Итак, существовал маниакальный интерес к "норкам нараспашку". А также к некоему мягкому легкоплавкому металлу под названием "золото".
Этот маниакальный интерес к "норкам нараспашку" распространялся и на преувеличенный интерес к женским панталонам, особенно когда мы с Двейном Гувером и Килгором Траутом были мальчишками. Девочки изо всех сил старались прятать свои штанишки, а мальчишки изо всех сил старались подсмотреть.
Кстати, первое, что выучил Двейн в школе, еще совсем маленьким, был стишок; его надо было орать, когда случайно, на переменке, во время игры у какой-нибудь девочки виднелись трусики. Этому стишку его научили другие мальчишки - вот он:
Англию, Францию видим в книжке,
А у девчонки видны штанишки!
Когда Килгору Трауту в 1979 году вручали Нобелевскую премию по медицине, он сказал в своей речи; "Говорят, что прогресса нет. Должен сознаться: тот факт, что сейчас на земле из всех животных остались только люди, кажется мне несколько сомнительной победой. Тот, кто знаком с моими старыми опубликованными работами, поймет, почему я был особенно опечален, когда погибла последняя норка.

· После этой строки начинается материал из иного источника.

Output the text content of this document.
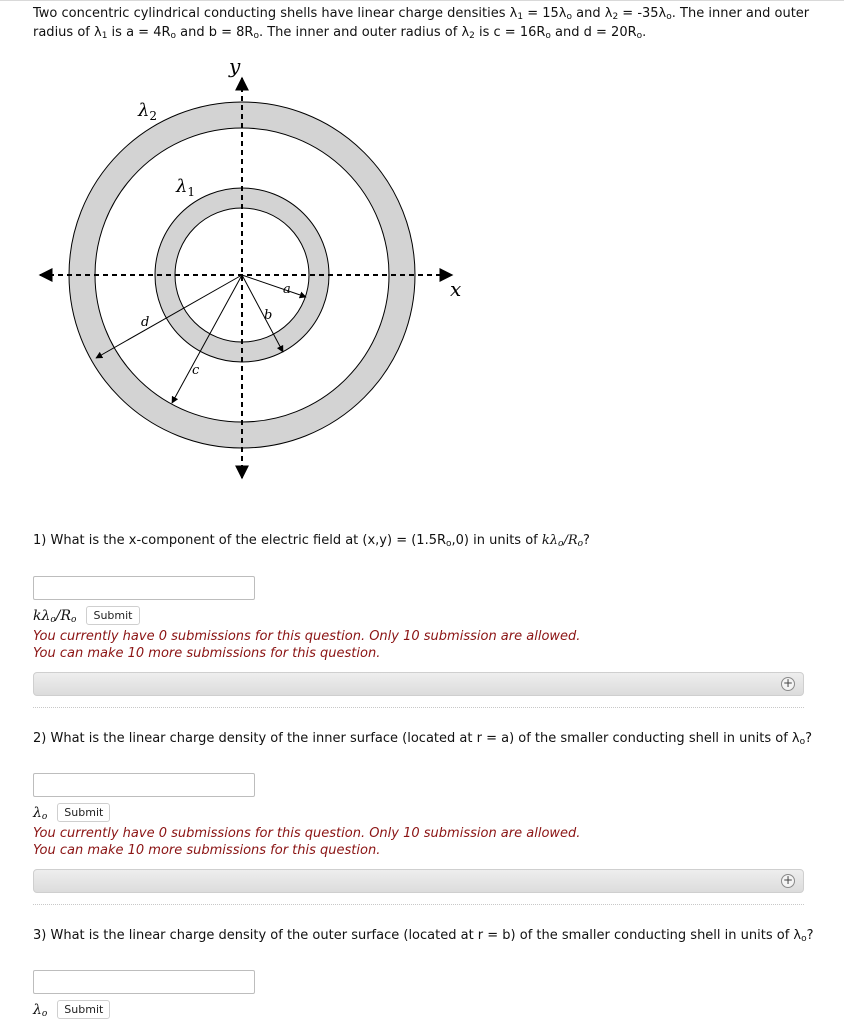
Two concentric cylindrical conducting shells have linear charge densities $\lambda_1 = 15\lambda_o$ and $\lambda_2 = -35\lambda_o$. The inner and outer
radius of $\lambda_1$ is $a = 4R_o$ and $b = 8R_o$. The inner and outer radius of $\lambda_2$ is $c = 16R_o$ and $d = 20R_o$.
y
x
$\lambda_2$
$\lambda_1$
a
b
c
d
1) What is the x-component of the electric field at $(x,y) = (1.5R_o,0)$ in units of $k\lambda_o/R_o$?
$k\lambda_o/R_o$	Submit
You currently have 0 submissions for this question. Only 10 submission are allowed.
You can make 10 more submissions for this question.
+
2) What is the linear charge density of the inner surface (located at r = a) of the smaller conducting shell in units of $\lambda_o$?
$\lambda_o$	Submit
You currently have 0 submissions for this question. Only 10 submission are allowed.
You can make 10 more submissions for this question.
+
3) What is the linear charge density of the outer surface (located at r = b) of the smaller conducting shell in units of $\lambda_o$?
$\lambda_o$	Submit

Впрочем, когда я был мальчиком, нашу планету вместе с нами населяли еще два чудовища, и ныне я приветствую их гибель. Они стремились убить нас или, во всяком случае, превратить нашу жизнь в полную бессмыслицу.

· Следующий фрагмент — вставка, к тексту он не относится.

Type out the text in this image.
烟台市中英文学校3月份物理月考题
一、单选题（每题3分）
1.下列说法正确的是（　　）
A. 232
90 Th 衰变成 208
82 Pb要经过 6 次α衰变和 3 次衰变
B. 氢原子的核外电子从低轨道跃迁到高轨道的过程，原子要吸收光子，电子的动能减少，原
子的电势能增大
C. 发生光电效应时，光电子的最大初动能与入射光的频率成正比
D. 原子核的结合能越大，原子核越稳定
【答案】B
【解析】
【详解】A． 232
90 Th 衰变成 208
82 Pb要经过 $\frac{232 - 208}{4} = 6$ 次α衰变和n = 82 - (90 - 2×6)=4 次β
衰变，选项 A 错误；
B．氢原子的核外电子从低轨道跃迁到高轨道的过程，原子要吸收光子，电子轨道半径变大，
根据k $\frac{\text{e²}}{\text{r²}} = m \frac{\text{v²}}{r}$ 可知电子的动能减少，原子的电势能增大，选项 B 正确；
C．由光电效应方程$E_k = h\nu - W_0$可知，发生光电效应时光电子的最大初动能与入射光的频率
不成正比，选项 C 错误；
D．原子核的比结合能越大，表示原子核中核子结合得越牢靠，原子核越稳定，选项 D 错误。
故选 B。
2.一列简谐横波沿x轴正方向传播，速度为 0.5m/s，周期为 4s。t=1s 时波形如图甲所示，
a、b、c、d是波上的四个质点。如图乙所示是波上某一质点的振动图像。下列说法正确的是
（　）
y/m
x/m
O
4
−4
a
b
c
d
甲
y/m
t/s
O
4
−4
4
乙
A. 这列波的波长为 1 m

И они почти что преуспели. Это были жестокие враги, не то что мои четвероногие друзья, маленькие норки. Думаете, львы? Тигры? О нет! Львы и тигры почти всегда дремали. А те чудовища - сейчас я их вам назову - никогда не дремали. Они гнездились в нашем мозгу. Это были неуемные страсти; жажда золота и - помилуй бог! - интерес к женским панталонам.
Спасибо, что эти страсти были так нелепы: именно эта их нелепость доказала нам, что людям можно внушить любую, самую бессмысленную идею и они будут со страстью следовать этой идее - любой идее.

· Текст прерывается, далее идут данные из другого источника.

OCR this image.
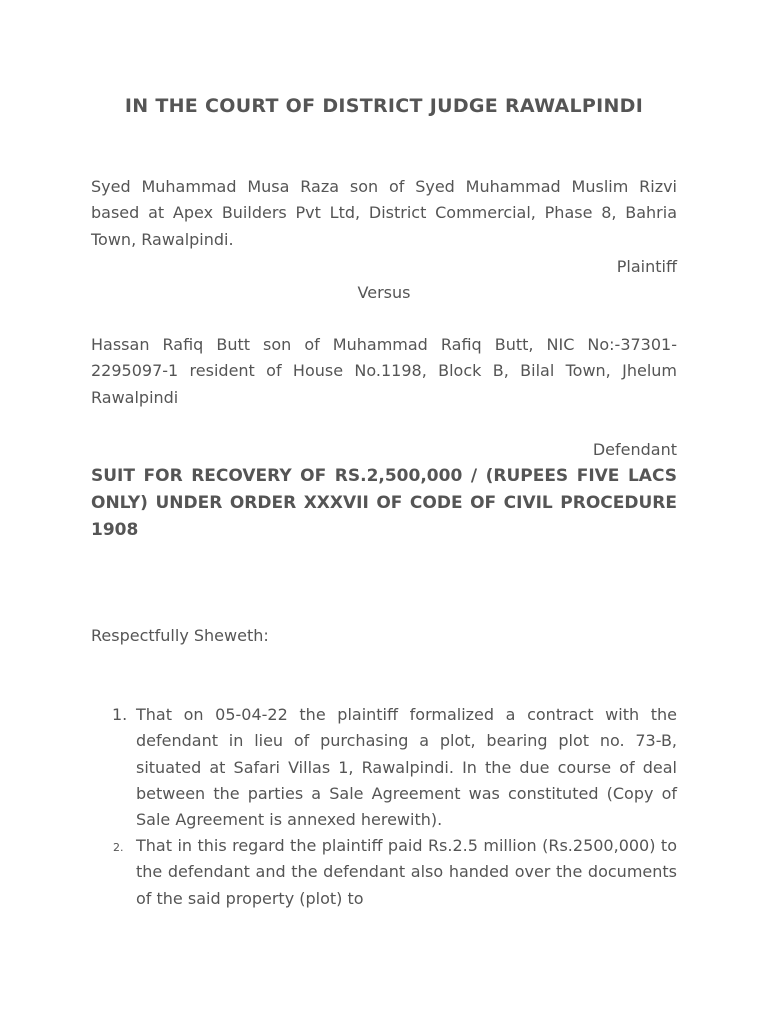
IN THE COURT OF DISTRICT JUDGE RAWALPINDI

Syed Muhammad Musa Raza son of Syed Muhammad Muslim Rizvi based at Apex Builders Pvt Ltd, District Commercial, Phase 8, Bahria Town, Rawalpindi.

Plaintiff

Versus

Hassan Rafiq Butt son of Muhammad Rafiq Butt, NIC No:-37301-2295097-1 resident of House No.1198, Block B, Bilal Town, Jhelum Rawalpindi

Defendant

SUIT FOR RECOVERY OF RS.2,500,000 / (RUPEES FIVE LACS ONLY) UNDER ORDER XXXVII OF CODE OF CIVIL PROCEDURE 1908

Respectfully Sheweth:

1. That on 05-04-22 the plaintiff formalized a contract with the defendant in lieu of purchasing a plot, bearing plot no. 73-B, situated at Safari Villas 1, Rawalpindi. In the due course of deal between the parties a Sale Agreement was constituted (Copy of Sale Agreement is annexed herewith).

2. That in this regard the plaintiff paid Rs.2.5 million (Rs.2500,000) to the defendant and the defendant also handed over the documents of the said property (plot) to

Давайте же теперь строить бескорыстное справедливое общество, отдавая этому бескорыстному делу весь тот пыл, который мы так бессмысленно отдавали золоту и женским панталонам".
Он сделал паузу, а потом скорбным голосом продекламировал стишок, которому его научили в школе на Бермудских островах, когда он был маленьким. Теперь этот стишок особенно хватал за душу, потому что в нем упоминались две нации, а их уже давно, как таковых, не существовало.
- "Англию, - затянул Килгор Траут, - Францию видим..."
На самом деле к моменту встречи Двейна Гувера и Килгора Траута женские панталоны совершенно потеряли цену. Правда, золото все еще подымалось в цене.
На фотографии женских панталон и бумагу тратить не стоило, и даже многокрасочные фильмы с "норками нараспашку" никаких покупателей не находили.
Было время, когда самый популярный роман Траута "Чума на колесах" из-за иллюстраций стоил двенадцать долларов экземпляр. Теперь его продавали за доллар, и те, кто покупал, брали роман вовсе не из-за фотографий - они платили за текст.
В тексте этой книги описывалась жизнь на планете, под названием Линго-Три, где жители были похожи на американские автомобили. У них были колеса. У них был двигатель внутреннего сгорания. Они ели ископаемое топливо. Однако их не делали на заводах. Они размножались. Они клали яйца, из которых вылуплялись маленькие автомобильчики, и эти малыши росли в лужах машинного масла, выливавшегося из взрослых моторов.
На Линго-Три прилетели космонавты и узнали, что существа эти вымирают, потому что они изничтожили все ресурсы на своей планете, включая атмосферу.
Но космонавты не могли оказать никакой материальной помощи. Существа-автомобили надеялись призанять у них кислороду и надеялись, что посетители унесут хотя бы одно из их яиц к себе на другую планету, где из яйца вылупится автомобильчик, от которого пойдет новая автомобильная цивилизация. Но их самое мелкое яйцо весило сорок восемь фунтов, а космонавты были всего в дюйм высотой, и прилетели они на корабле объемом не больше земной коробки из-под ботинок. Прилетели они с планеты Зельтольдимар.